High fiber content generally leads to a decline in feed IVD MD [26]. In this study, IVDMD, IVOMD, IVCPD, and IVGED levels of corn stover silage were lower than those of unfermented corn stover due to a significant increase in NDF, ADF, and ADL contents (Table 6). Santos et al [27] found that after fermentation, IVDMD decreased by an average of 21.3% in three sugarcane shoots. Therefore, IVDMD was higher in the cellulase treatment than in the control and LAB treatments. OM digestibility is a key factor reflecting the nutritional intake efficiency and production value potential of animal feed; lignin content is negatively correlated with IVOMD [28] and is considered to be a major factor affecting plant cell wall digestibility [29]. In this study, corn stalk IVDMD and IVOMD decreased significantly as exposure time increased; the corn maturity, stem-to-leaf ratio, and the degree of stover lignification also increased, leading to reduced in vitro digestibility. This result was consistent with that of corn stover silage in our study. As the exposure time was prolonged, the CP content and energy decreased. Rain, sunlight and microbial growth during field exposure may contribute to declines in IVCPD and IVGED.

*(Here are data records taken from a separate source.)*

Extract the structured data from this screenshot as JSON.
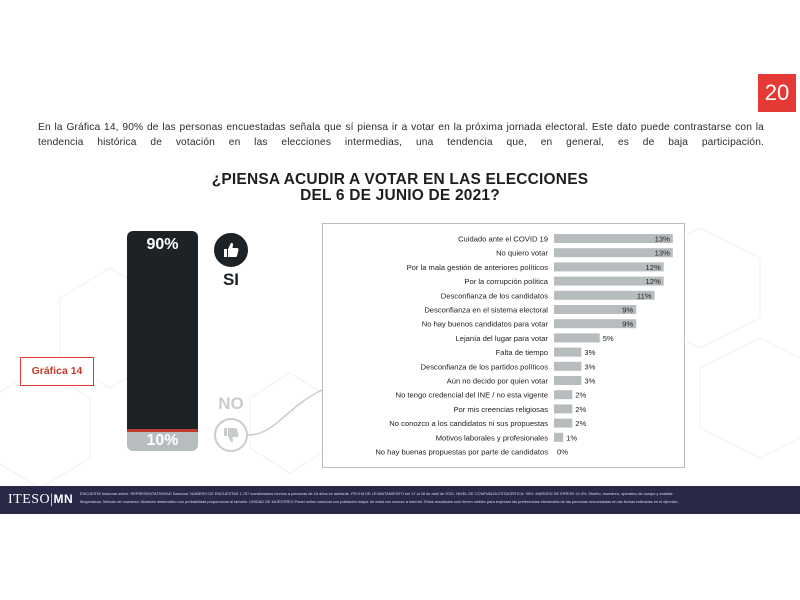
{
  "page": {
    "number": "20"
  },
  "intro": "En la Gráfica 14, 90% de las personas encuestadas señala que sí piensa ir a votar en la próxima jornada electoral. Este dato puede contrastarse con la tendencia histórica de votación en las elecciones intermedias, una tendencia que, en general, es de baja participación.",
  "title": {
    "line1": "¿PIENSA ACUDIR A VOTAR EN LAS ELECCIONES",
    "line2": "DEL 6 DE JUNIO DE 2021?"
  },
  "grafica_label": "Gráfica 14",
  "answers": {
    "yes": {
      "pct_label": "90%",
      "label": "SI"
    },
    "no": {
      "pct_label": "10%",
      "label": "NO"
    }
  },
  "chart_data": [
    {
      "type": "bar",
      "categories": [
        "SI",
        "NO"
      ],
      "values": [
        90,
        10
      ],
      "ylim": [
        0,
        100
      ],
      "colors": [
        "#1c2226",
        "#b7bcbe"
      ]
    },
    {
      "type": "bar",
      "orientation": "horizontal",
      "categories": [
        "Cuidado ante el COVID 19",
        "No quiero votar",
        "Por la mala gestión de anteriores políticos",
        "Por la corrupción política",
        "Desconfianza de los candidatos",
        "Desconfianza en el sistema electoral",
        "No hay buenos candidatos para votar",
        "Lejanía del lugar para votar",
        "Falta de tiempo",
        "Desconfianza de los partidos políticos",
        "Aún no decido por quien votar",
        "No tengo credencial del INE / no esta vigente",
        "Por mis creencias religiosas",
        "No conozco a los candidatos ni sus propuestas",
        "Motivos laborales y profesionales",
        "No hay buenas propuestas por parte de candidatos"
      ],
      "values": [
        13,
        13,
        12,
        12,
        11,
        9,
        9,
        5,
        3,
        3,
        3,
        2,
        2,
        2,
        1,
        0
      ],
      "value_labels": [
        "13%",
        "13%",
        "12%",
        "12%",
        "11%",
        "9%",
        "9%",
        "5%",
        "3%",
        "3%",
        "3%",
        "2%",
        "2%",
        "2%",
        "1%",
        "0%"
      ],
      "xlim": [
        0,
        14
      ],
      "colors": [
        "#b7bcbe"
      ]
    }
  ],
  "footer": {
    "logo_text": "ITESO",
    "logo_suffix": "MN",
    "line1": "ENCUESTA Nacional online. REPRESENTATIVIDAD Nacional. NÚMERO DE ENCUESTAS 1,757 cuestionarios hechos a personas de 18 años en adelante. FECHA DE LEVANTAMIENTO del 17 al 28 de abril de 2021. NIVEL DE CONFIANZA ESTADÍSTICA: 95%. MARGEN DE ERROR ±2.4%. Diseño, muestreo, operativo de campo y análisis:",
    "line2": "Mugendicus. Método de muestreo: Aleatorio sistemático con probabilidad proporcional al tamaño. UNIDAD DE MUESTREO Panel online nacional con población mayor de edad con acceso a internet. Estos resultados solo tienen validez para expresar las preferencias electorales de las personas encuestadas en las fechas indicadas en el ejercicio."
  },
  "colors": {
    "accent": "#e53935",
    "dark": "#1c2226",
    "bar_gray": "#b7bcbe",
    "footer_bg": "#2a2847"
  }
}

Exposure time and cellulase affected the in vitro digestibility of corn stover silage; however, the interaction between exposure time and LAB treatment had a significant impact only on IVCPD. Silage fermentation quality depends on the type of microorganisms applied; their growth is affected by two main factors: the exposure time of the microorganisms to the straw and the fermentation additive. The LA production inhibits the effects of other microorganisms. The growth substrate of these microorganisms is mainly protein, such that D×LAB mainly affects IVCPD.

CONCLUSION

In this study, we examined the chemical composition and in vitro digestibility of field-exposed corn stover and the fermentation characteristics of silage prepared using microbial additives. Fresh corn stover had levels of certain nutrients that are characteristic of good ensilage materials. Corn stover generally lost nutrients during exposure. Ensilage preserved nutrients well, and our findings indicate that silage should be prepared using fresh stover. The addition of LAB and cellulase improved fermentation and in vitro digestibility of corn stover silage.